I tried to focus again on what I would say, but the ache in my head and the sickness in my stomach were getting worse. I’m sick, I thought. Lady’s tits, I’m getting a fever. I pressed my palm against my forehead, but of course to my icy hands, anything would feel hot. I can’t get sick now. I’d let down Lucia, Mario, Michel … and Giovanni would gloat. That thought made me angry, and for a moment, I no longer felt afraid. And Teleso would be so pleased that I’d failed. I thought of Teleso laughing, his cold eyes brightening, his arm curling around Giula’s waist—
“Eliana.” Mario had come back so quietly that I hadn’t heard him. “Everything’s ready.”
I stood up. “Let’s go,” I said.
A handful of the soldiers closed in around me to conceal me as I left the stable; when we reached the edge of the crowd at the north hill, I slipped out. The crowd parted to make way for me as I strode toward the north hill. Some lowered their eyes as I passed; others held out their fists in salute. I climbed to the top of the hill, painfully aware of what an easy target I made; the crowd fell silent as I turned to them.

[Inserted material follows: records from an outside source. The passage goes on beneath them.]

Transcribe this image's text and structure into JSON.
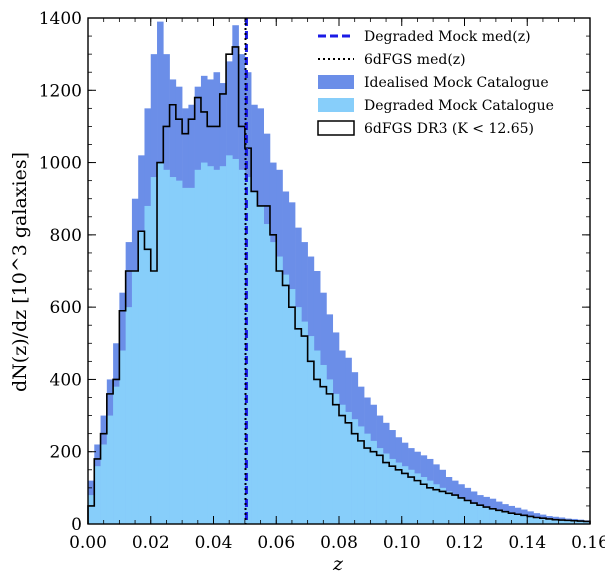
{
  "chart_data": {
    "type": "histogram",
    "xlabel": "z",
    "ylabel": "dN(z)/dz  [10^3 galaxies]",
    "xlim": [
      0.0,
      0.16
    ],
    "ylim": [
      0,
      1400
    ],
    "xticks": [
      "0.00",
      "0.02",
      "0.04",
      "0.06",
      "0.08",
      "0.10",
      "0.12",
      "0.14",
      "0.16"
    ],
    "yticks": [
      "0",
      "200",
      "400",
      "600",
      "800",
      "1000",
      "1200",
      "1400"
    ],
    "bin_width": 0.002,
    "bin_start": 0.0,
    "legend_position": "top-right",
    "series": [
      {
        "name": "Idealised Mock Catalogue",
        "style": "filled",
        "color": "#6b8ee8",
        "values": [
          120,
          220,
          300,
          400,
          500,
          640,
          780,
          900,
          1020,
          1150,
          1300,
          1390,
          1300,
          1230,
          1210,
          1150,
          1160,
          1210,
          1240,
          1230,
          1250,
          1220,
          1280,
          1380,
          1300,
          1250,
          1160,
          1150,
          1080,
          1000,
          980,
          920,
          890,
          820,
          780,
          740,
          700,
          640,
          580,
          530,
          480,
          460,
          420,
          380,
          350,
          330,
          300,
          280,
          260,
          240,
          225,
          210,
          200,
          190,
          180,
          165,
          150,
          130,
          120,
          110,
          100,
          90,
          80,
          75,
          70,
          62,
          55,
          50,
          45,
          40,
          35,
          30,
          26,
          22,
          20,
          18,
          15,
          14,
          12,
          10
        ]
      },
      {
        "name": "Degraded Mock Catalogue",
        "style": "filled",
        "color": "#87cefa",
        "values": [
          80,
          160,
          220,
          300,
          380,
          480,
          600,
          700,
          810,
          880,
          960,
          1000,
          980,
          960,
          950,
          930,
          930,
          980,
          1000,
          990,
          980,
          990,
          1020,
          1010,
          980,
          960,
          920,
          880,
          830,
          780,
          740,
          690,
          650,
          600,
          560,
          520,
          480,
          440,
          400,
          360,
          330,
          310,
          290,
          270,
          250,
          230,
          210,
          195,
          180,
          170,
          160,
          150,
          140,
          130,
          120,
          110,
          100,
          90,
          80,
          72,
          65,
          58,
          52,
          47,
          42,
          38,
          34,
          30,
          27,
          24,
          21,
          18,
          16,
          14,
          12,
          11,
          10,
          9,
          8,
          7
        ]
      },
      {
        "name": "6dFGS DR3 (K < 12.65)",
        "style": "step",
        "color": "#000000",
        "values": [
          50,
          180,
          250,
          360,
          400,
          590,
          700,
          700,
          810,
          760,
          700,
          1000,
          1100,
          1160,
          1120,
          1080,
          1120,
          1180,
          1140,
          1100,
          1100,
          1190,
          1300,
          1320,
          1100,
          1040,
          920,
          880,
          880,
          800,
          700,
          660,
          600,
          540,
          520,
          450,
          400,
          380,
          360,
          330,
          300,
          280,
          250,
          230,
          210,
          200,
          190,
          170,
          160,
          150,
          140,
          130,
          120,
          110,
          100,
          95,
          90,
          85,
          80,
          72,
          65,
          58,
          52,
          47,
          42,
          38,
          34,
          30,
          27,
          24,
          21,
          18,
          16,
          14,
          12,
          11,
          10,
          9,
          8,
          7
        ]
      }
    ],
    "reference_lines": [
      {
        "name": "Degraded Mock med(z)",
        "x": 0.0505,
        "style": "dashed",
        "color": "#1a1ae6"
      },
      {
        "name": "6dFGS med(z)",
        "x": 0.0502,
        "style": "dotted",
        "color": "#000000"
      }
    ]
  },
  "legend": [
    {
      "kind": "dashed-line",
      "label": "Degraded Mock med(z)",
      "color": "#1a1ae6"
    },
    {
      "kind": "dotted-line",
      "label": "6dFGS med(z)",
      "color": "#000000"
    },
    {
      "kind": "swatch",
      "label": "Idealised Mock Catalogue",
      "color": "#6b8ee8"
    },
    {
      "kind": "swatch",
      "label": "Degraded Mock Catalogue",
      "color": "#87cefa"
    },
    {
      "kind": "outline",
      "label": "6dFGS DR3 (K < 12.65)",
      "color": "#000000"
    }
  ]
}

“I have no music for you today,” I said. “The dancing that was needed has been done.”
Deep in the crowd, I could see Lucia and Giovanni. Lucia’s eyes burned with her own light, but Giovanni’s face was lit too—and I realized with shock that his eyes burned with faith in me. Suddenly, I was no longer afraid. I could face down Teleso. Nothing was going to stop me.
“We have the strength we need,” I said. “We have the will that we need.”
Mario moved along the edge of the crowd, speaking urgently to each soldier.
“The Circle killed my family,” I said. “They burned my farm and herded me here like a dog. Why? Because they are afraid of us. They are afraid of thousands of hungry, angry people, standing outside their gates in Cuore and shouting, ‘Why? Why did you fight this war? The Vesuviano army could have done nothing worse to us than you have done!’
“They have left us to starve. They want us to die—they want our skeletons to lie bleached in the sun like those of our families that they have killed. They want us to die quietly. They have treated us like dogs that they can shut away or kill at will. But we are not dogs any longer. We are wolves.”